“Well, I suppose he’ll get back when he’s good and ready. I do hope Jennie can come. If she doesn’t I’ll just have to shut up the store. ’Twon’t make much difference, though, I guess; what’s sold here in two days wouldn’t pay Jennie’s fare across. But I got everything ready if she should come. I marked things plain so’s she can tell how much to ask. I spent about three hours doing it, too.”
She looked proudly about the store and Chub and Harry, their gazes following hers, saw that almost everything in sight had been labeled in some way with the price. Usually small paper bags had been laid upon the article and the figures printed on the bag.
“It must have been a lot of trouble,” murmured Harry.
“So it was, but Jennie hasn’t got enough sense to look after the place if things aren’t marked right out plain. There he is, ain’t he?”
A buggy containing a small, freckled-faced boy drew slowly up at the edge of the sidewalk in front of the store.

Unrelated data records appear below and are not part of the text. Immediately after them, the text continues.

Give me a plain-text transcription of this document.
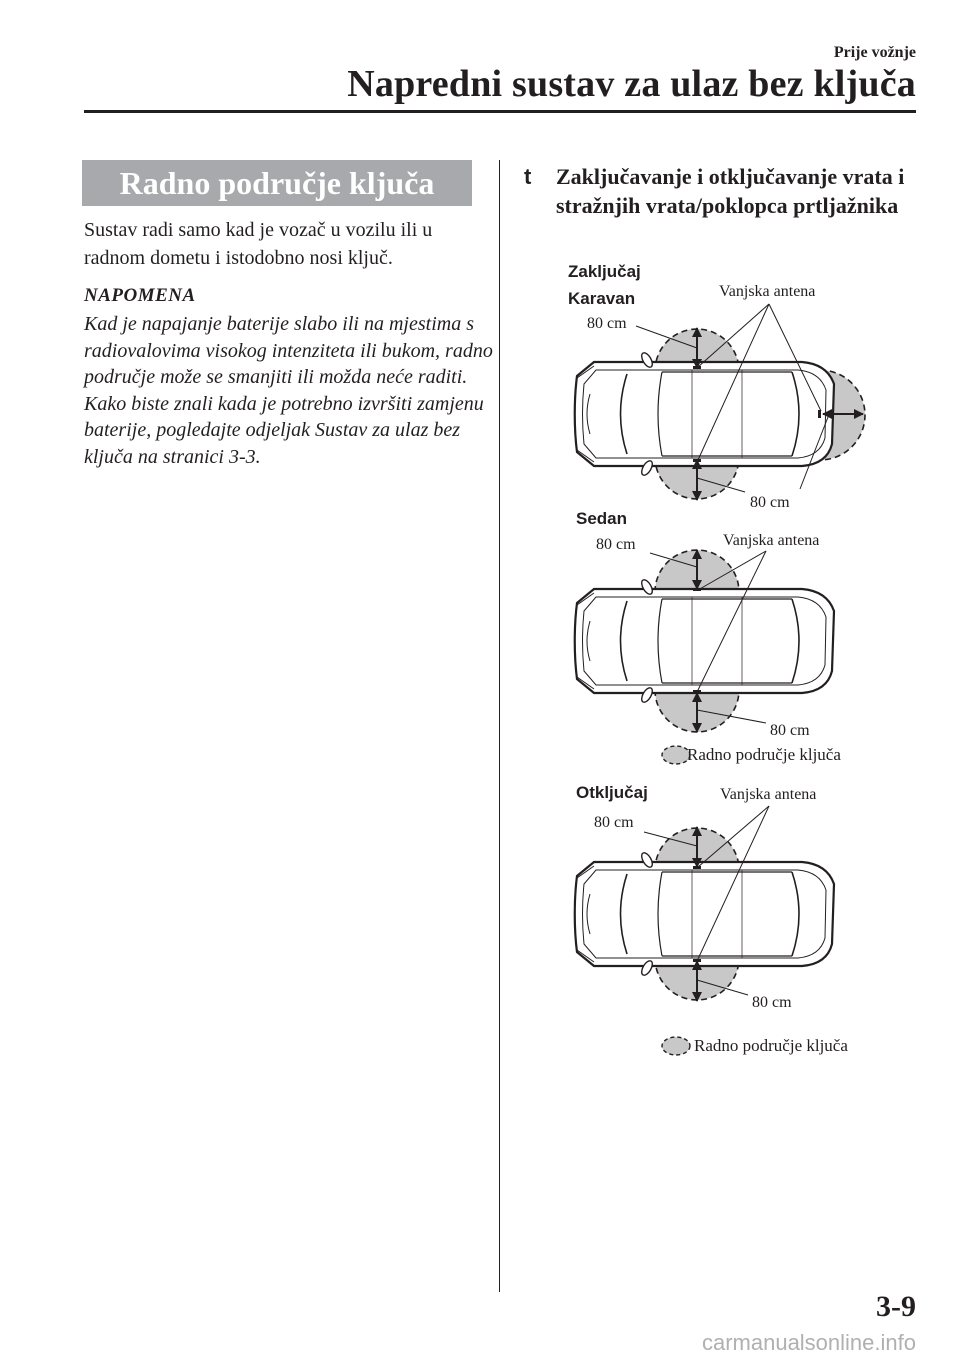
Prije vožnje
Napredni sustav za ulaz bez ključa
Radno područje ključa

Sustav radi samo kad je vozač u vozilu ili u radnom dometu i istodobno nosi ključ.

NAPOMENA

Kad je napajanje baterije slabo ili na mjestima s radiovalovima visokog intenziteta ili bukom, radno područje može se smanjiti ili možda neće raditi. Kako biste znali kada je potrebno izvršiti zamjenu baterije, pogledajte odjeljak Sustav za ulaz bez ključa na stranici 3-3.

t Zaključavanje i otključavanje vrata i stražnjih vrata/poklopca prtljažnika

Zaključaj
Karavan	Vanjska antena
80 cm
80 cm
Sedan
Vanjska antena
80 cm
80 cm
Radno područje ključa
Otključaj	Vanjska antena
80 cm
80 cm
Radno područje ključa
3-9
carmanualsonline.info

Mrs. Peel’s face fell.
“Jennie didn’t come!” she exclaimed. “Whatever shall I do? I ought to be starting for the station this very instant. I suppose she’s coming on the next train, but I can’t wait for her. I do think she might have come when I told her, after all the things I’ve done for that girl! But that’s the way of human nature, I suppose! Bennie Hooper, didn’t you see anything of her?”
“No’m,” answered the boy.
“You sure she didn’t get off and you didn’t see her?”
“Didn’t nobody get off,” answered Benny resentfully.